16. After taking instructions Ms Khan agreed to this course. She did ask that I make directions for the case to be expedited because the family were, naturally, already anxious enough with the situation concerning their second baby. They wished to get matters settled as soon as possible.
17. I accept that the decision of the First-tier Tribunal must be set aside for legal error on this basis. Nowhere in the decision do I see that a full consideration and analysis of Section 117B(6) has been carried out by that Tribunal. However I find it is not necessary for the whole decision to be set aside. Ms Khan asked that the findings made by Judge Saffer in [31], [32] and [39] be preserved. Ms Pettersen was agreeable to that course and I see no reason to disturb those findings.

Notice of Decision

The decision of the First-tier Tribunal promulgated on 8th October 2015 is set aside for legal error.

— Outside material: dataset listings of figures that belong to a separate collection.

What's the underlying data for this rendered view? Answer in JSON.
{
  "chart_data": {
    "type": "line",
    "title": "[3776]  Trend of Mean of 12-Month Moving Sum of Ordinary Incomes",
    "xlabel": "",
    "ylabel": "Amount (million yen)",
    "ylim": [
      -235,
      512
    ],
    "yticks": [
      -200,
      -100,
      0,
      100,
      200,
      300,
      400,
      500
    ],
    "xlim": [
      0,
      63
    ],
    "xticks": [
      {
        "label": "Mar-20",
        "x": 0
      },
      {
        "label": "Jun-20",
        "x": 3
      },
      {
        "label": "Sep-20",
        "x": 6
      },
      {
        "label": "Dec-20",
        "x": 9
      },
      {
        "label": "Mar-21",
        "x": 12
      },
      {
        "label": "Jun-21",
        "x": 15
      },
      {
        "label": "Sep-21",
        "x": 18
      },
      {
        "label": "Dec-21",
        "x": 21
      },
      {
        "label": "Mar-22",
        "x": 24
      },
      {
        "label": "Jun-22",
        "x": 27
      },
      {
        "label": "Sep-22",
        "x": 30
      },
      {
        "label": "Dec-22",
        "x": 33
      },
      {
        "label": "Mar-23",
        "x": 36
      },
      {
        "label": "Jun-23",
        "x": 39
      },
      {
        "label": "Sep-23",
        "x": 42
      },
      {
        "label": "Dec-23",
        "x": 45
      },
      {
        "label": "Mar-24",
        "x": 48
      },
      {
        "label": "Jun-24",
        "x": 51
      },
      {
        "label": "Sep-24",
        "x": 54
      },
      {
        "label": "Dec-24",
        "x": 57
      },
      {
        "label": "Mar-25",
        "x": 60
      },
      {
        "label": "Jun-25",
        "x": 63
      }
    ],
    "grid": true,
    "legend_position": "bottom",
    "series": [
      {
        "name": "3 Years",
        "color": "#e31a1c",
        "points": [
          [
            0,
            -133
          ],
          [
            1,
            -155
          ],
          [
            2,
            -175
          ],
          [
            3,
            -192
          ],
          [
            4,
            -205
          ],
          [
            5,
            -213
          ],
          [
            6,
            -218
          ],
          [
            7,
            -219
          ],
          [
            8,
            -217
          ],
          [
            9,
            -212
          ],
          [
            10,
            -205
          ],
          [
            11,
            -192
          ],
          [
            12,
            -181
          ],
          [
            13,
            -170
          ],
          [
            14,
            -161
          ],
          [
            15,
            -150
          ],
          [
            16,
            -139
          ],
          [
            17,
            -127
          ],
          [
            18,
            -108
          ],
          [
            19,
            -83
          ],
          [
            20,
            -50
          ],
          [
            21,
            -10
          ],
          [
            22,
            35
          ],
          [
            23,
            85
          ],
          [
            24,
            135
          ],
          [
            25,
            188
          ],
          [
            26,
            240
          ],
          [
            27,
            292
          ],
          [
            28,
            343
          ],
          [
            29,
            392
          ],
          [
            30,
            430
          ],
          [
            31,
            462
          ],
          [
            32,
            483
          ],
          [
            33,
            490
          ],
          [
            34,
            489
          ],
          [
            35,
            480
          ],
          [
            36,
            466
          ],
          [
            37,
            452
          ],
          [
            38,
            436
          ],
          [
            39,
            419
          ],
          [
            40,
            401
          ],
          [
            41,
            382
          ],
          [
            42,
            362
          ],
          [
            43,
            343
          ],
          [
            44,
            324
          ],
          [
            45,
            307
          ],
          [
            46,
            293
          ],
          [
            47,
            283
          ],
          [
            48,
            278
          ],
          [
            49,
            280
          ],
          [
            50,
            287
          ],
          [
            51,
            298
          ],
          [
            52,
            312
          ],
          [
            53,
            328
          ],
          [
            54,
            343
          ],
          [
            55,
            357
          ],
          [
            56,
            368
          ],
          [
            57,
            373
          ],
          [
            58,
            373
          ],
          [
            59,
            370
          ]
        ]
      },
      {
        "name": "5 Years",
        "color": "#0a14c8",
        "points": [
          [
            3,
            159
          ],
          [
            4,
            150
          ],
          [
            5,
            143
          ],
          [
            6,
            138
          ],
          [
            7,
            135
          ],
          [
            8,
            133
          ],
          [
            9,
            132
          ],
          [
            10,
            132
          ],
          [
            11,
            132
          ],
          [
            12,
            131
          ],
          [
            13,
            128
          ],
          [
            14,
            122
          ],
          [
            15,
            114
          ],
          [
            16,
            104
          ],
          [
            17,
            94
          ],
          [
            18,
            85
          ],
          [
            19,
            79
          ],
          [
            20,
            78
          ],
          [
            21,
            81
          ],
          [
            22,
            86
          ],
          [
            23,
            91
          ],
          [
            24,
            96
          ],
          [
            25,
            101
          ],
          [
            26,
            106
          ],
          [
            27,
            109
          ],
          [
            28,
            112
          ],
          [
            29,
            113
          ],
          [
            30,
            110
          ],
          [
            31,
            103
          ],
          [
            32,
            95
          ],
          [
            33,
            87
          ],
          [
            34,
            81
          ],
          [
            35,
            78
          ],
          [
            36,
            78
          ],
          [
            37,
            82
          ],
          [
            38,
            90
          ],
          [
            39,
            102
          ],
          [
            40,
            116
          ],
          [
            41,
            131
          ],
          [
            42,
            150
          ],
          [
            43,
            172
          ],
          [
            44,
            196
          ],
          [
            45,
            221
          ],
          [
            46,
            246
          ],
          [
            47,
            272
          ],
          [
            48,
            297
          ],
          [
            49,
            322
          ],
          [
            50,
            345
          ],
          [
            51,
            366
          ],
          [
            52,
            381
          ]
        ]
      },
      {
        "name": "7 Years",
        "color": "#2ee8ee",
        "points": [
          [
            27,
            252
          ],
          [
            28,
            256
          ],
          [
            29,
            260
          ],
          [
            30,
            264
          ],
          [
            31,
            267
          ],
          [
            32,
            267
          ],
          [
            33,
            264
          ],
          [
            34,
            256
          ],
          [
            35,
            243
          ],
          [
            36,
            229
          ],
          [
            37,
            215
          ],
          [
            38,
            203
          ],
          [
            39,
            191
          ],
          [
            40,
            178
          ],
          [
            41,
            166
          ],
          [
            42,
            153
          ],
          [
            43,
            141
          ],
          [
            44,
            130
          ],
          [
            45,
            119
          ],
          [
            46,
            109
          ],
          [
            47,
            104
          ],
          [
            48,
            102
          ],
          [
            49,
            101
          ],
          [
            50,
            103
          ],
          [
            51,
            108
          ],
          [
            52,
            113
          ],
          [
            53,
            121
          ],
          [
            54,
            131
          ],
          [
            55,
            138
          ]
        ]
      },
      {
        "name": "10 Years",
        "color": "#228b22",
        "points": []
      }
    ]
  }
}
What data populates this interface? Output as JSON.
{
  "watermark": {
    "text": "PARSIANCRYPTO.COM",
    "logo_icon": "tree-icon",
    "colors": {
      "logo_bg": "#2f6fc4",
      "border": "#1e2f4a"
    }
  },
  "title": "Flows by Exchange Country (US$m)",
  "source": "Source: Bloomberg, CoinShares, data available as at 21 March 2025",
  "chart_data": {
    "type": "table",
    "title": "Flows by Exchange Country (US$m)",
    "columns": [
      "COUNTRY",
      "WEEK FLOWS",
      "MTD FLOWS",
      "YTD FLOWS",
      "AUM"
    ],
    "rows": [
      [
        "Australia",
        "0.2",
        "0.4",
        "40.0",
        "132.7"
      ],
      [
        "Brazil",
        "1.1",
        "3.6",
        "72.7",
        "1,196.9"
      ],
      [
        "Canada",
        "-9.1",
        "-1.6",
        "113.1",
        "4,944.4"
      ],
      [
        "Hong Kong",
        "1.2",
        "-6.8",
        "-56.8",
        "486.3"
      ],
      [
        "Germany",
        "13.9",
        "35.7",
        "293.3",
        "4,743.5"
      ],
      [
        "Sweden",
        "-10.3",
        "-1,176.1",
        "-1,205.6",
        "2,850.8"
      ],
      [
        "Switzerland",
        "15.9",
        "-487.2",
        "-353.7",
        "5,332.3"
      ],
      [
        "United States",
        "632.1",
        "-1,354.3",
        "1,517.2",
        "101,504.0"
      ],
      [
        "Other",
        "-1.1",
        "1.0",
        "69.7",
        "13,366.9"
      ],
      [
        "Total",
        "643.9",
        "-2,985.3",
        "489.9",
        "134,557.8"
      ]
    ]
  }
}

The appeal is remitted to that Tribunal (not Judge Saffer) for a further hearing, with [31], [32] and [39] of the judge's original decision being preserved and for that Tribunal to re-make the decision.

Directions
(1) This appeal to be relisted to be relisted at Bradford FtT for an expedited hearing in six weeks' time. The hearing will be expected to last two hours.
(2) Medical evidence outlining the medical condition of the Appellant and Mrs Kosar's second child to be obtained and served upon the Respondent, at least five days before the renewed hearing date.
(3) An Urdu interpreter required.
(4) Ms Khan's availability to be taken into account when relisting this matter.
(5) A typed copy of Mrs Kosar's statement to be signed and served upon the Respondent five days before the renewed hearing date.

No anonymity direction is made, none was sought.